We are far enough south. We are wearing shorts!!!
We left off at Island hopping to Skidaway Island State Park just outside of Savannah, GA on the coast. This was a beautifully lush place to stay, a private campsite with VERY clean facilities. LOTS of wildlife! Georgia has many barrier islands protecting its coast, and leveraged their geographical location to its advantage in the Civil War; they could easily protect their ports. The coastal history is acknowledged via many historical sites as this bountiful coastline supported native Americans first, as on the islands you cannot escape the numerous shell middens (oyster shell mounds) everywhere, then colonists moved in, cleared the land and started growing crops. In this part of Georgia, established in the early 1700s, initially, slavery was against the law, but unable to turn a profit, soon natives and imported labor (Africans and poor Europeans) were enslaved to work the land to produce corn, potatoes, rice, cotton, oranges, pomegranates, figs, peaches, apricots and mulberry trees for silk. The sea and land were bountiful!

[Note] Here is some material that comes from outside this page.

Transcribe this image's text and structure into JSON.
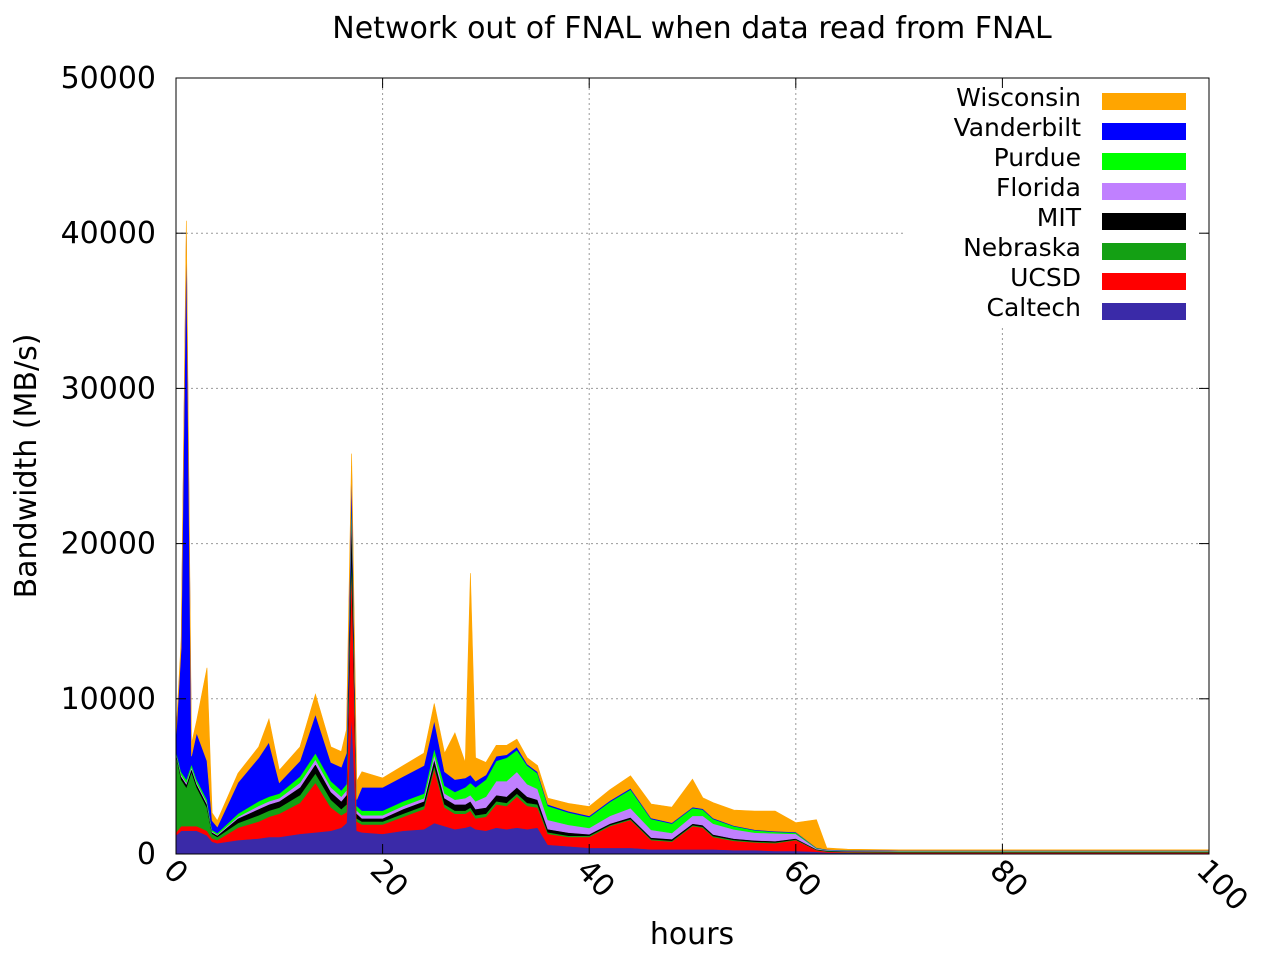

From Skidaway Island we meandered though central, coastal Georgia and discovered a less-developed, less commercialized part of coastal Georgia with topographical differences like hills and cliffs and an active fishing industry; Shellman Cliff and Darien, GA. We took 5 hours to travel about 100 miles to the next Georgia State Park, Crooked River State Park near St. Marys, GA; another beautiful coastal community. A big change in climate is the humidity; while its not warm enough to wear shorts (yet), it is VERY humid and hard for towels to dry without a bit of “heat” help; odors abound, indoors and out in this humidity. As we walk the trails, while very lush, varying amounts of decay surround you.
While at Crooked River State Park we take a day to visit Cumberland Island National Park. You catch a ferry in St. Marys, GA for a 45 minute ride to this barrier island where wild horses live, primitive camping is allowed and natural beauty abounds. You get “the talk” about critters before all board the ferry. The critters we need to give space to are wild horses, alligators, black bears, racoons and snakes, never saw any except the horses from the ferry, and “the talk” failed to mention the millions of the blue crabs that make the beach seem like its moving. While there is not enough space for social distancing, ALL are required to wear masks aboard the ferry. We walked 6.5 miles that day and saw both sides of a very small part of the island; one side was sunny, hot and humid, the other side was a fogged-in, sugar-sand beach. We followed the tracks of those before us to find our way back to the “sunny side” and the ferry back to the mainland.
We are still heading south with a quick trip to Florida’s east coast to see some friends from Marshfield. On the way we stay at a harvest host, Barberville historic site, where we came upon the biggest lawn ornament display/business we have ever seen; countless life-size animals that are anatomically correct as well as decorative pottery, fountains and teak furniture, “Barberville Yard Art Emporium, America’s Largest variety of Unique Handcrafted Outdoor Art”. We get rained out, so we pack up and head south to Port Orange, Florida. As with the rest of the country, the weather is not great as it continues to precipitate, but the company is awesome and so is the food. We are finally wearing shorts, daily.
We head to Florida’s West coast via Florida’s Water Management Land, Lake Panosoffkee, where you can camp for free with limited services (no electric and no potable water) but did have a bathroom and over 13,000 acres to explore. We do a lot of hiking trying to find a “bridge”; the trail maps are not good and we walk over 13 miles in 3 days, on day 3 we finally find the “bridge”. We were definitely “off” the regular trail, but that led to us seeing beautiful, large water birds in a pond that wasn’t on the map; a great egret, an Anhingus, a Great Heron and a Pelican. Also, we ran out of water in the 20 gallon tank in the RV as we were going to shower and realized we hadn’t flushed the hot water heater. NOT going to bath in pink antifreeze; we do have 9 gallons of extra water on board and make do with Navy showers. Onto civilization and a bit of vacation in the Clearwater/Tampa area, seeing friends from Marshfield and Hull. We will be here til the end of February, plotting our course West.
We enjoy good health and good friends along the way. We are fortunate to be living this life in this country during this time.